In Arizona, Gov. Doug Ducey signed an executive order addressing this issue on March 21. Unlike the ACS and CMS guidance, Ducey’s executive order did some heavy lifting on two important fronts. First, the order defined non-essential or elective surgery. “A non-essential or elective surgery means a surgery that can be delayed without undue risk to the current or future health of a patient,” according to the order. Second, it specified who should decide whether a particular surgery was non-essential or elective, saying “A licensed medical professional shall use their best medical judgment in determining whether a surgery is non-essential or elective.”

At the CORE Institute Specialty Hospital, we developed a policy that was built upon the definitions and the decision-making process set forth in Ducey’s order. We did not stop with that foundation, however. Instead, we incorporated guidance from the CDC, CMS, ACS and AAOS. As a physician-owned specialty orthopedic hospital, our leadership understood the potentially serious adverse consequences that could flow from delaying all non-emergency cases during that time. Therefore, we developed a COVID-19 Elective Surgery Policy to help provide evidence-based guidance to the medical staff during this crisis.

One of the things we did was put together a working group that identified certain clinical conditions for which a delay could cause undue risk or harm to the patient. The working group also developed a scoring system based on individual patient co-morbidities, to risk-stratify patients who were more likely to need prolonged postoperative care and increased resource utilization, as well those who were more likely to have a complicated course if they contracted COVID-19.

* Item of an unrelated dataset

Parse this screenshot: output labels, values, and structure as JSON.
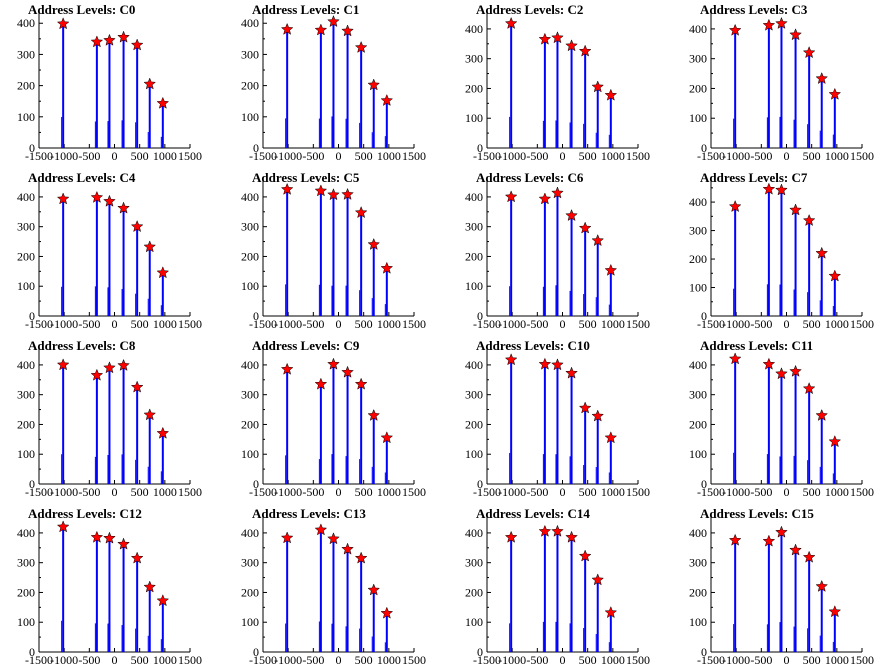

Having provided the surgeons with a framework to use for evaluating the risks and benefits of delaying, or proceeding with, a surgery, we also mandated patient education and decision-making by requiring the surgeon to have a COVID-specific consent discussion with the patient, and to document that discussion. Finally, to guard against the possibility that both the surgeon and the patient might overestimate the risks of delaying the surgery, we established a “screen team” to evaluate every case in which the surgeon and the patient decided to proceed with surgery. In a significant number of cases, the screen team advised the surgeon that a scheduled case could be delayed without undue risk to the patient.

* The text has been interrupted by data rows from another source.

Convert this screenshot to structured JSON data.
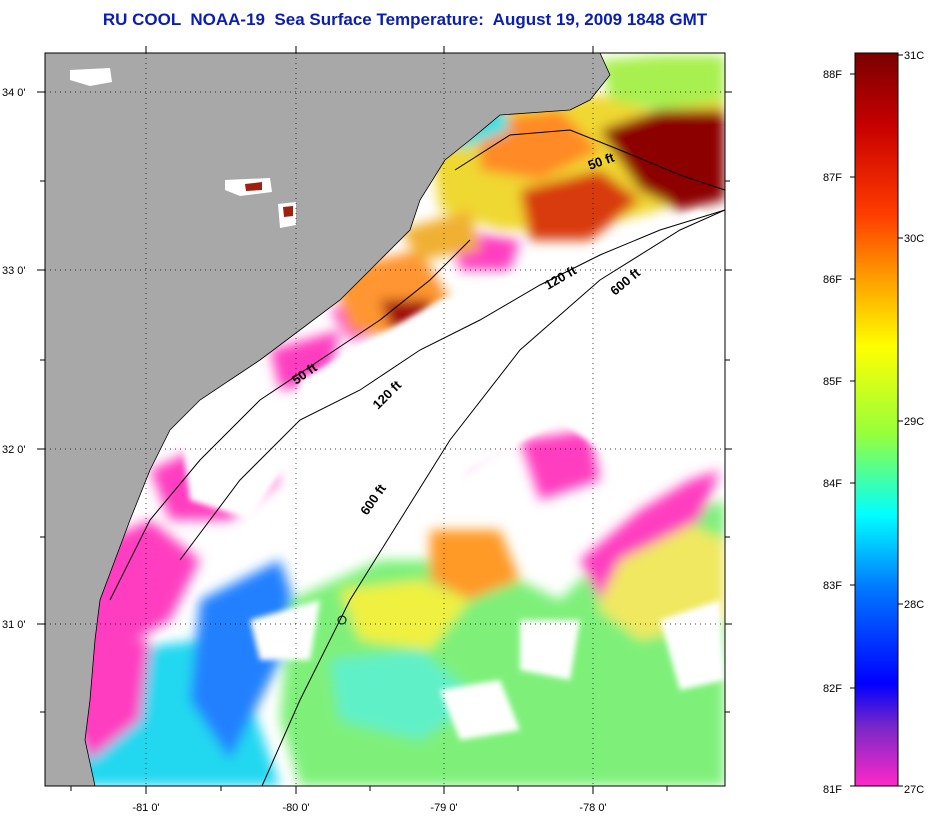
{
  "title": "RU COOL  NOAA-19  Sea Surface Temperature:  August 19, 2009 1848 GMT",
  "map": {
    "lat_labels": [
      "34 0'",
      "33 0'",
      "32 0'",
      "31 0'"
    ],
    "lon_labels": [
      "-81 0'",
      "-80 0'",
      "-79 0'",
      "-78 0'"
    ],
    "contour_labels": [
      "50 ft",
      "120 ft",
      "600 ft",
      "50 ft",
      "120 ft",
      "600 ft"
    ],
    "colors": {
      "land": "#a8a8a8",
      "cloud": "#ffffff",
      "warmest": "#8c0000",
      "coolest": "#ff3cc8"
    }
  },
  "colorbar": {
    "fahrenheit_labels": [
      "88F",
      "87F",
      "86F",
      "85F",
      "84F",
      "83F",
      "82F",
      "81F"
    ],
    "celsius_labels": [
      "31C",
      "30C",
      "29C",
      "28C",
      "27C"
    ],
    "stops": [
      "#7a0000",
      "#c80000",
      "#ff3c00",
      "#ff9600",
      "#ffff00",
      "#96ff3c",
      "#00ffff",
      "#0078ff",
      "#0000ff",
      "#7a28c8",
      "#ff28c8"
    ]
  }
}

This evidence-based methodology and the policy were reviewed with health care attorneys to ensure compliance with Ducey’s order. We also sought and received input from a professor of ethics at a major university.

On April 22, Ducey’s Executive Order 2020-32 outlined the process by which health care facilities could request an exemption from EO 2020-10, and resume elective surgeries as of May 1. The process included implementation of a robust COVID-19 testing program for all health care workers and patients prior to elective surgery; adequate staffing and bed availability; resource availability; and comprehensive screening for anyone entering the facility.

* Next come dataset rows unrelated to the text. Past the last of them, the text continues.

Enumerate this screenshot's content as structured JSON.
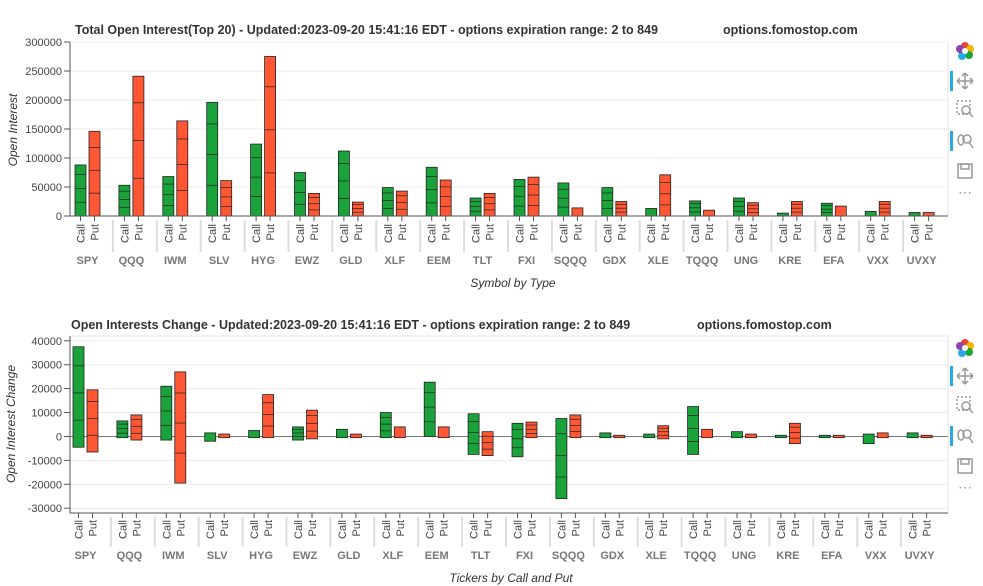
{
  "charts": [
    {
      "title": "Total Open Interest(Top 20) - Updated:2023-09-20 15:41:16 EDT - options expiration range: 2 to 849",
      "site": "options.fomostop.com",
      "ylabel": "Open Interest",
      "xlabel": "Symbol by Type",
      "yticks": [
        "0",
        "50000",
        "100000",
        "150000",
        "200000",
        "250000",
        "300000"
      ]
    },
    {
      "title": "Open Interests Change - Updated:2023-09-20 15:41:16 EDT - options expiration range: 2 to 849",
      "site": "options.fomostop.com",
      "ylabel": "Open Interest Change",
      "xlabel": "Tickers by Call and Put",
      "yticks": [
        "-30000",
        "-20000",
        "-10000",
        "0",
        "10000",
        "20000",
        "30000",
        "40000"
      ]
    }
  ],
  "toolbar": {
    "logo": "bokeh-logo-icon",
    "tools": [
      "pan-icon",
      "box-zoom-icon",
      "wheel-zoom-icon",
      "save-icon",
      "more-icon"
    ],
    "more_label": "⋯"
  },
  "chart_data": [
    {
      "type": "bar",
      "title": "Total Open Interest(Top 20) - Updated:2023-09-20 15:41:16 EDT - options expiration range: 2 to 849",
      "subtitle": "options.fomostop.com",
      "xlabel": "Symbol by Type",
      "ylabel": "Open Interest",
      "ylim": [
        0,
        300000
      ],
      "grid": true,
      "categories": [
        "SPY",
        "QQQ",
        "IWM",
        "SLV",
        "HYG",
        "EWZ",
        "GLD",
        "XLF",
        "EEM",
        "TLT",
        "FXI",
        "SQQQ",
        "GDX",
        "XLE",
        "TQQQ",
        "UNG",
        "KRE",
        "EFA",
        "VXX",
        "UVXY"
      ],
      "subcategories": [
        "Call",
        "Put"
      ],
      "series": [
        {
          "name": "Call",
          "color": "#1aa33a",
          "values": [
            88000,
            53000,
            68000,
            196000,
            124000,
            75000,
            112000,
            49000,
            84000,
            31000,
            63000,
            57000,
            49000,
            13000,
            26000,
            31000,
            5000,
            22000,
            8000,
            6000
          ]
        },
        {
          "name": "Put",
          "color": "#ff5733",
          "values": [
            146000,
            241000,
            164000,
            61000,
            275000,
            39000,
            24000,
            43000,
            62000,
            39000,
            67000,
            14000,
            25000,
            71000,
            10000,
            23000,
            25000,
            17000,
            25000,
            6000
          ]
        }
      ]
    },
    {
      "type": "bar",
      "title": "Open Interests Change - Updated:2023-09-20 15:41:16 EDT - options expiration range: 2 to 849",
      "subtitle": "options.fomostop.com",
      "xlabel": "Tickers by Call and Put",
      "ylabel": "Open Interest Change",
      "ylim": [
        -32000,
        42000
      ],
      "grid": true,
      "categories": [
        "SPY",
        "QQQ",
        "IWM",
        "SLV",
        "HYG",
        "EWZ",
        "GLD",
        "XLF",
        "EEM",
        "TLT",
        "FXI",
        "SQQQ",
        "GDX",
        "XLE",
        "TQQQ",
        "UNG",
        "KRE",
        "EFA",
        "VXX",
        "UVXY"
      ],
      "subcategories": [
        "Call",
        "Put"
      ],
      "series": [
        {
          "name": "Call",
          "color": "#1aa33a",
          "ranges": [
            [
              -4500,
              37500
            ],
            [
              -500,
              6500
            ],
            [
              -1500,
              21000
            ],
            [
              -2000,
              1500
            ],
            [
              -500,
              2500
            ],
            [
              -1500,
              4000
            ],
            [
              -500,
              3000
            ],
            [
              -500,
              10000
            ],
            [
              0,
              22700
            ],
            [
              -7500,
              9500
            ],
            [
              -8500,
              5500
            ],
            [
              -26000,
              7500
            ],
            [
              -500,
              1500
            ],
            [
              -500,
              1000
            ],
            [
              -7500,
              12500
            ],
            [
              -500,
              2000
            ],
            [
              -500,
              500
            ],
            [
              -500,
              500
            ],
            [
              -3000,
              1000
            ],
            [
              -500,
              1500
            ]
          ]
        },
        {
          "name": "Put",
          "color": "#ff5733",
          "ranges": [
            [
              -6500,
              19500
            ],
            [
              -1500,
              9000
            ],
            [
              -19500,
              27000
            ],
            [
              -500,
              1000
            ],
            [
              -500,
              17500
            ],
            [
              -1000,
              11000
            ],
            [
              -500,
              1000
            ],
            [
              -500,
              4000
            ],
            [
              -500,
              4000
            ],
            [
              -8000,
              2000
            ],
            [
              -500,
              6000
            ],
            [
              -500,
              9000
            ],
            [
              -500,
              500
            ],
            [
              -1000,
              4500
            ],
            [
              -500,
              3000
            ],
            [
              -500,
              1000
            ],
            [
              -3000,
              5500
            ],
            [
              -500,
              500
            ],
            [
              -500,
              1500
            ],
            [
              -500,
              500
            ]
          ]
        }
      ]
    }
  ]
}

Our request for an exemption was submitted to the Arizona Department of Health. Since May 1, our hospital has been meeting all the requirements for the exemption and surgeons have been safely performing elective surgeries, even throughout another spike in COVID-19 cases in the early summer months. This approach allowed our hospital and physicians to perform elective surgeries safely and help mitigate the impact of delays from COVID-19 on patients scheduled for elective cases.

References:

  • https://azgovernor.gov/governor/executive-order/2020-10.
  • Jain, A, et al. J Bone Joint Surg Am. 2020;doi:10.2106/JBJS.20.00602.
  • www.cms.gov/files/document/cms-non-emergent-elective-medical-recommendations.pdf.
  • www.facs.org/covid-19/clinical-guidance/elective-surgery.